26/03/2026
Ignoré un resultado médico y estuve a un paso del cáncer.
Sinceramente, esto no comenzó como un descuido, simplemente me pasaron cosas y pues era la vida pasando.
Siempre me consideré una persona saludable. Me gustaba hacer ejercicio, comer bien, tener equilibrio, meditaba, iba a terapia. Durante mucho tiempo hice crossfit, cuidaba mi alimentación, mi rutina, en pocas palabras me sentía fuerte y saludable. Pero poco a poco, todo empezó a cambiar.
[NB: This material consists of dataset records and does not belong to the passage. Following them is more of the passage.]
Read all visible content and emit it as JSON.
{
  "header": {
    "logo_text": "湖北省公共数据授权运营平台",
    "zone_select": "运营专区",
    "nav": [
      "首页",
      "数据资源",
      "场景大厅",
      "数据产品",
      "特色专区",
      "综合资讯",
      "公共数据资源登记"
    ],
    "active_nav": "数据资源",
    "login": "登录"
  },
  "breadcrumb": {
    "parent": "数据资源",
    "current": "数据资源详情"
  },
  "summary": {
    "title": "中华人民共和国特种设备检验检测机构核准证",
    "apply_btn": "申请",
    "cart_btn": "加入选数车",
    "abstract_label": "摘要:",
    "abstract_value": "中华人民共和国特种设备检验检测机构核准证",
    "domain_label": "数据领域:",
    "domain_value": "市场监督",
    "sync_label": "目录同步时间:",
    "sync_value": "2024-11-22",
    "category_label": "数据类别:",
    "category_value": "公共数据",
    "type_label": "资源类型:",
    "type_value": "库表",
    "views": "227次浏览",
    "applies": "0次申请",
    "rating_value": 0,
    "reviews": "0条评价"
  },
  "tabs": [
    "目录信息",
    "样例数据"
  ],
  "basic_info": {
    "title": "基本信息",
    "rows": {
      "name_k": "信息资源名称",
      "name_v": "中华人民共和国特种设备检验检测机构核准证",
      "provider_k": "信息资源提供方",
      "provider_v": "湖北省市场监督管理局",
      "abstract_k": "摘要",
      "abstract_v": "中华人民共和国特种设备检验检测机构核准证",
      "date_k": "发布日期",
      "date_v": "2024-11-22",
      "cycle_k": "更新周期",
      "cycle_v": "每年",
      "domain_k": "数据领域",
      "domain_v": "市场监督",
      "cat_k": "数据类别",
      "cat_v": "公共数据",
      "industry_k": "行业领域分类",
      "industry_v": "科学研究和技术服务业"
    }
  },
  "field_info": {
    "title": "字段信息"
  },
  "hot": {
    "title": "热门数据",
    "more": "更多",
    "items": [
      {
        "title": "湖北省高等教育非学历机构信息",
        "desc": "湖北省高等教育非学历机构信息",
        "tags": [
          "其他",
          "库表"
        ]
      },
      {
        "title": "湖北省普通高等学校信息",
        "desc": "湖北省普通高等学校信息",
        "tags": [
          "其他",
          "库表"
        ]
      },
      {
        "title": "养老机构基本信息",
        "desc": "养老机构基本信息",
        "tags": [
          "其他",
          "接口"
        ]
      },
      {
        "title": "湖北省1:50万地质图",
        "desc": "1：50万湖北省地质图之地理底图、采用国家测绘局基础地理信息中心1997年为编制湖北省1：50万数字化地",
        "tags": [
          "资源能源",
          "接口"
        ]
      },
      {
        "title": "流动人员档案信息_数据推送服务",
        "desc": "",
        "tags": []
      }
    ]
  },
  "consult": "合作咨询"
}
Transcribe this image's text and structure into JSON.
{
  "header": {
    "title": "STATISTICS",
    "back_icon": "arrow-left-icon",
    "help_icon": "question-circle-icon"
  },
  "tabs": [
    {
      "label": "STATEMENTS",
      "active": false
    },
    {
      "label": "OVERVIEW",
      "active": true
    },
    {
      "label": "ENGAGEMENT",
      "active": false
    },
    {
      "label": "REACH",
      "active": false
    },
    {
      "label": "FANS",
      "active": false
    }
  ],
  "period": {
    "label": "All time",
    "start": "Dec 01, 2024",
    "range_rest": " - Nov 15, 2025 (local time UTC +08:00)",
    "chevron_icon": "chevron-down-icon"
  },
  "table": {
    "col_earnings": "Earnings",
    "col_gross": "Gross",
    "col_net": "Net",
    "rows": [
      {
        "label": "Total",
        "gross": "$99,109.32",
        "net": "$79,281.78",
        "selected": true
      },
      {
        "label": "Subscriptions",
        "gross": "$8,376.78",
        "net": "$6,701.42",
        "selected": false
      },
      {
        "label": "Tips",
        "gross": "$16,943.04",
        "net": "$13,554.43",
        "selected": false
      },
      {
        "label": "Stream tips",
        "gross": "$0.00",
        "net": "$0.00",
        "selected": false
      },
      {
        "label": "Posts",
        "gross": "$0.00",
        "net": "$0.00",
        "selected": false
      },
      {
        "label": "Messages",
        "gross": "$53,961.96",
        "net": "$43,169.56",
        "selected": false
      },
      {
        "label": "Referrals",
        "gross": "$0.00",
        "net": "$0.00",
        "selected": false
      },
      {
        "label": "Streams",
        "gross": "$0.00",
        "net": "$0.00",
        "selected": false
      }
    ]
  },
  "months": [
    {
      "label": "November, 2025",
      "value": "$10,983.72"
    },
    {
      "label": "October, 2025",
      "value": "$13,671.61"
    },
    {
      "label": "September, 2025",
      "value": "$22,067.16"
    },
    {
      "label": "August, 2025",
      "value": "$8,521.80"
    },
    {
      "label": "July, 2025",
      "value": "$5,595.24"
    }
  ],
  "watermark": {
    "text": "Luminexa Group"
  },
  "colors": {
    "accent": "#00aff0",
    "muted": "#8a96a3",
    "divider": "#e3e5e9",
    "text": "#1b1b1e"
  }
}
Primero fue el COVID. Me contagié dos veces. No estuve grave, pero mi cuerpo dejó de sentirse igual. Además de las dificultades que esto nos dejó a todos en la cuestión de la economía.
Después vino un embarazo ectópico. Gracias a que escuché a mi cuerpo y atendí algunos síntomas, el Dr. Misael pudo diagnosticarlo muy a tiempo, antes de que se convirtiera en una urgencia, pero el tratamiento fue fuerte. Recibí un medicamento que detiene el crecimiento celular, similar a los que se usan en quimioterapia. Esto no solo fue físico, sino también fue emocional, ya que el mismo día que me estaba enterando que existía un embarazo, estaba enterándome también de que no era viable.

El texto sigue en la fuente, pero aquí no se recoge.